信頼回復と、今後の為……それは絶対に必要なことだ。
「私は翔和くんの応援を受けているF組を見て……闘争心を掻き立ててパワーアップを図りますから」
「…………はい?」
「嫉妬の炎を燃やして『翔和くんに応援されてずるい! 私も同じクラスが良かった!!』という思いを力に……っ!!」
「言ってることがアレな感じだけど……なんか、いつも通りの凛で安心したよ」
俺は思わず苦笑した。
やっぱり、彼女のためにもいつか並んで笑えるようにも頑張らないとな。
改めて、そう思うよ。
「いやー、毎回思うけど。凛には勉強以外のことも教わってる気がするな」
「ふふっ。私に出来るのは、翔和くんの足りない部分を補うことだけですからね」
「俺も何かできればいいんだけど……」
「私は翔和くんの成長と変化が見れて嬉しいので十分ですよ?」
「じゃあ、しっかり吸収して頑張っていかないとなぁ~。
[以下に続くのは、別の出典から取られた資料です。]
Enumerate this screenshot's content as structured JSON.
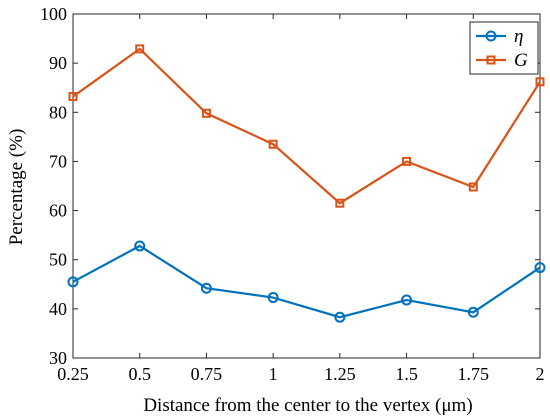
{
  "chart_data": {
    "type": "line",
    "x": [
      0.25,
      0.5,
      0.75,
      1,
      1.25,
      1.5,
      1.75,
      2
    ],
    "x_tick_labels": [
      "0.25",
      "0.5",
      "0.75",
      "1",
      "1.25",
      "1.5",
      "1.75",
      "2"
    ],
    "y_ticks": [
      30,
      40,
      50,
      60,
      70,
      80,
      90,
      100
    ],
    "xlim": [
      0.25,
      2
    ],
    "ylim": [
      30,
      100
    ],
    "xlabel": "Distance from the center to the vertex (μm)",
    "ylabel": "Percentage (%)",
    "grid": false,
    "legend_position": "top-right",
    "series": [
      {
        "name": "η",
        "marker": "circle",
        "color": "#0072BD",
        "values": [
          45.5,
          52.8,
          44.2,
          42.3,
          38.3,
          41.8,
          39.3,
          48.4
        ]
      },
      {
        "name": "G",
        "marker": "square",
        "color": "#D95319",
        "values": [
          83.2,
          92.9,
          79.8,
          73.5,
          61.5,
          70.0,
          64.8,
          86.2
        ]
      }
    ]
  }
}
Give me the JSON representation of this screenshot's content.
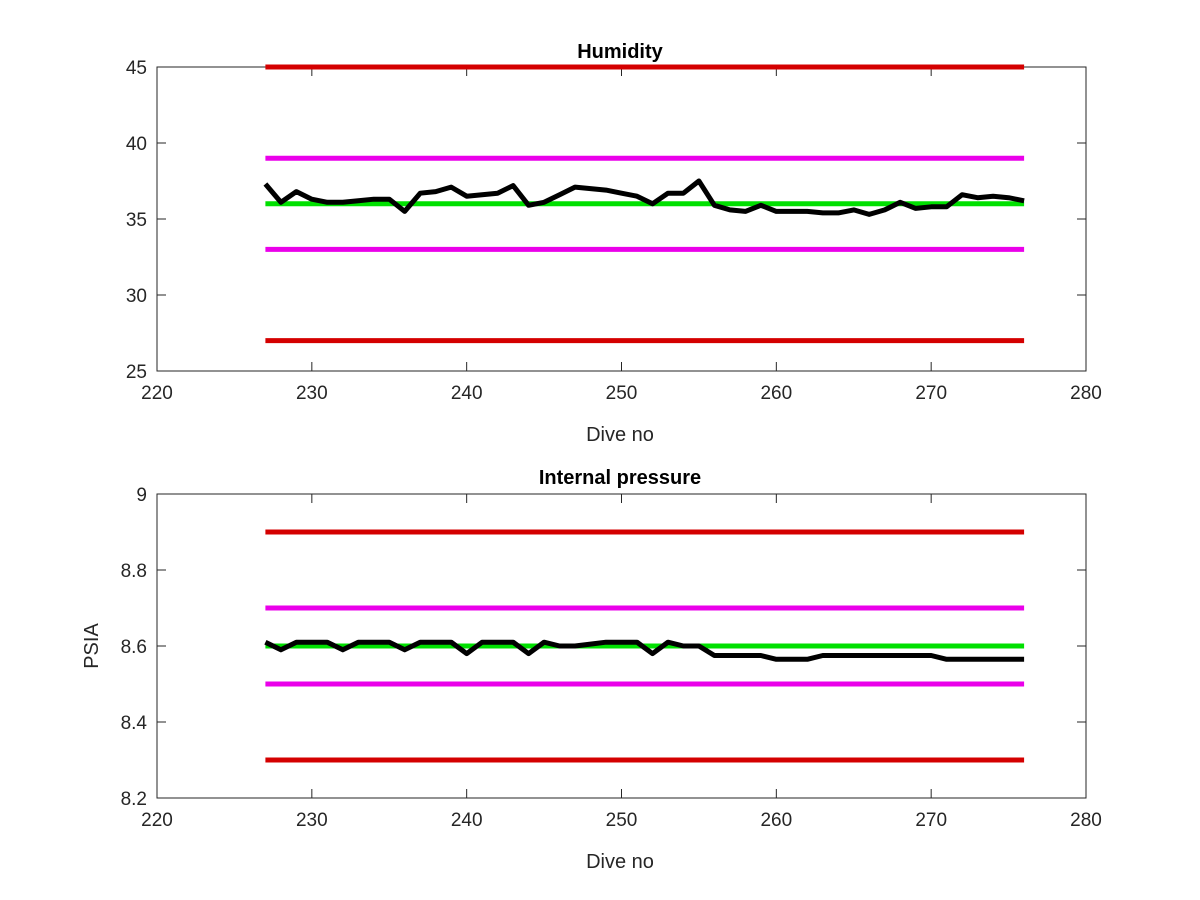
{
  "chart_data": [
    {
      "type": "line",
      "title": "Humidity",
      "xlabel": "Dive no",
      "ylabel": "",
      "xlim": [
        220,
        280
      ],
      "ylim": [
        25,
        45
      ],
      "xticks": [
        220,
        230,
        240,
        250,
        260,
        270,
        280
      ],
      "yticks": [
        25,
        30,
        35,
        40,
        45
      ],
      "xtick_labels": [
        "220",
        "230",
        "240",
        "250",
        "260",
        "270",
        "280"
      ],
      "ytick_labels": [
        "25",
        "30",
        "35",
        "40",
        "45"
      ],
      "grid": false,
      "legend": null,
      "series": [
        {
          "color": "#d40000",
          "x": [
            227,
            276
          ],
          "y": [
            45,
            45
          ]
        },
        {
          "color": "#d40000",
          "x": [
            227,
            276
          ],
          "y": [
            27,
            27
          ]
        },
        {
          "color": "#ea00ea",
          "x": [
            227,
            276
          ],
          "y": [
            39,
            39
          ]
        },
        {
          "color": "#ea00ea",
          "x": [
            227,
            276
          ],
          "y": [
            33,
            33
          ]
        },
        {
          "color": "#00e000",
          "x": [
            227,
            276
          ],
          "y": [
            36,
            36
          ]
        },
        {
          "color": "#000000",
          "x": [
            227,
            228,
            229,
            230,
            231,
            232,
            233,
            234,
            235,
            236,
            237,
            238,
            239,
            240,
            241,
            242,
            243,
            244,
            245,
            246,
            247,
            248,
            249,
            250,
            251,
            252,
            253,
            254,
            255,
            256,
            257,
            258,
            259,
            260,
            261,
            262,
            263,
            264,
            265,
            266,
            267,
            268,
            269,
            270,
            271,
            272,
            273,
            274,
            275,
            276
          ],
          "y": [
            37.3,
            36.1,
            36.8,
            36.3,
            36.1,
            36.1,
            36.2,
            36.3,
            36.3,
            35.5,
            36.7,
            36.8,
            37.1,
            36.5,
            36.6,
            36.7,
            37.2,
            35.9,
            36.1,
            36.6,
            37.1,
            37.0,
            36.9,
            36.7,
            36.5,
            36.0,
            36.7,
            36.7,
            37.5,
            35.9,
            35.6,
            35.5,
            35.9,
            35.5,
            35.5,
            35.5,
            35.4,
            35.4,
            35.6,
            35.3,
            35.6,
            36.1,
            35.7,
            35.8,
            35.8,
            36.6,
            36.4,
            36.5,
            36.4,
            36.2
          ]
        }
      ]
    },
    {
      "type": "line",
      "title": "Internal pressure",
      "xlabel": "Dive no",
      "ylabel": "PSIA",
      "xlim": [
        220,
        280
      ],
      "ylim": [
        8.2,
        9
      ],
      "xticks": [
        220,
        230,
        240,
        250,
        260,
        270,
        280
      ],
      "yticks": [
        8.2,
        8.4,
        8.6,
        8.8,
        9
      ],
      "xtick_labels": [
        "220",
        "230",
        "240",
        "250",
        "260",
        "270",
        "280"
      ],
      "ytick_labels": [
        "8.2",
        "8.4",
        "8.6",
        "8.8",
        "9"
      ],
      "grid": false,
      "legend": null,
      "series": [
        {
          "color": "#d40000",
          "x": [
            227,
            276
          ],
          "y": [
            8.9,
            8.9
          ]
        },
        {
          "color": "#d40000",
          "x": [
            227,
            276
          ],
          "y": [
            8.3,
            8.3
          ]
        },
        {
          "color": "#ea00ea",
          "x": [
            227,
            276
          ],
          "y": [
            8.7,
            8.7
          ]
        },
        {
          "color": "#ea00ea",
          "x": [
            227,
            276
          ],
          "y": [
            8.5,
            8.5
          ]
        },
        {
          "color": "#00e000",
          "x": [
            227,
            276
          ],
          "y": [
            8.6,
            8.6
          ]
        },
        {
          "color": "#000000",
          "x": [
            227,
            228,
            229,
            230,
            231,
            232,
            233,
            234,
            235,
            236,
            237,
            238,
            239,
            240,
            241,
            242,
            243,
            244,
            245,
            246,
            247,
            248,
            249,
            250,
            251,
            252,
            253,
            254,
            255,
            256,
            257,
            258,
            259,
            260,
            261,
            262,
            263,
            264,
            265,
            266,
            267,
            268,
            269,
            270,
            271,
            272,
            273,
            274,
            275,
            276
          ],
          "y": [
            8.61,
            8.59,
            8.61,
            8.61,
            8.61,
            8.59,
            8.61,
            8.61,
            8.61,
            8.59,
            8.61,
            8.61,
            8.61,
            8.58,
            8.61,
            8.61,
            8.61,
            8.58,
            8.61,
            8.6,
            8.6,
            8.605,
            8.61,
            8.61,
            8.61,
            8.58,
            8.61,
            8.6,
            8.6,
            8.575,
            8.575,
            8.575,
            8.575,
            8.565,
            8.565,
            8.565,
            8.575,
            8.575,
            8.575,
            8.575,
            8.575,
            8.575,
            8.575,
            8.575,
            8.565,
            8.565,
            8.565,
            8.565,
            8.565,
            8.565
          ]
        }
      ]
    }
  ]
}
師匠が不甲斐ないとか思われたら嫌だし」
「では翔和くんは師匠を敬わなくてはですね」
「いや、だからってそれは違くない? 師匠を撫でるとかおかしいだろ」
「私は撫でられるのが好きなので問題なしです!」
俺の肩に頭を乗せ、「えへへ」と可愛らしい声を出す。
チラリとそちらを見ると目が合い、微笑んできた。
そして、微かに聞こえるぐらい小さな声で囁いてくる。
「……表立っては応援できなくても、心では応援してくれると嬉しいです」
「ああ、勿論だよ」
俺がそう返事をすると、満足そうな表情をして体重を預けてきた。
「……健一。あの二人、私たちがいること忘れてない?」
「ははっ。完璧、二人だけの世界だよな~。まぁ、あの空気感は壊したくないし、放っておこうぜ。恋愛観察のテレビみてぇだし」
「……そうかも、でもずるい。後で私も……」
「若宮もそうだが、琴音もぶれねーな」
健一達から生温かい視線を感じつつ、俺は残りの時間を過ごすことになった。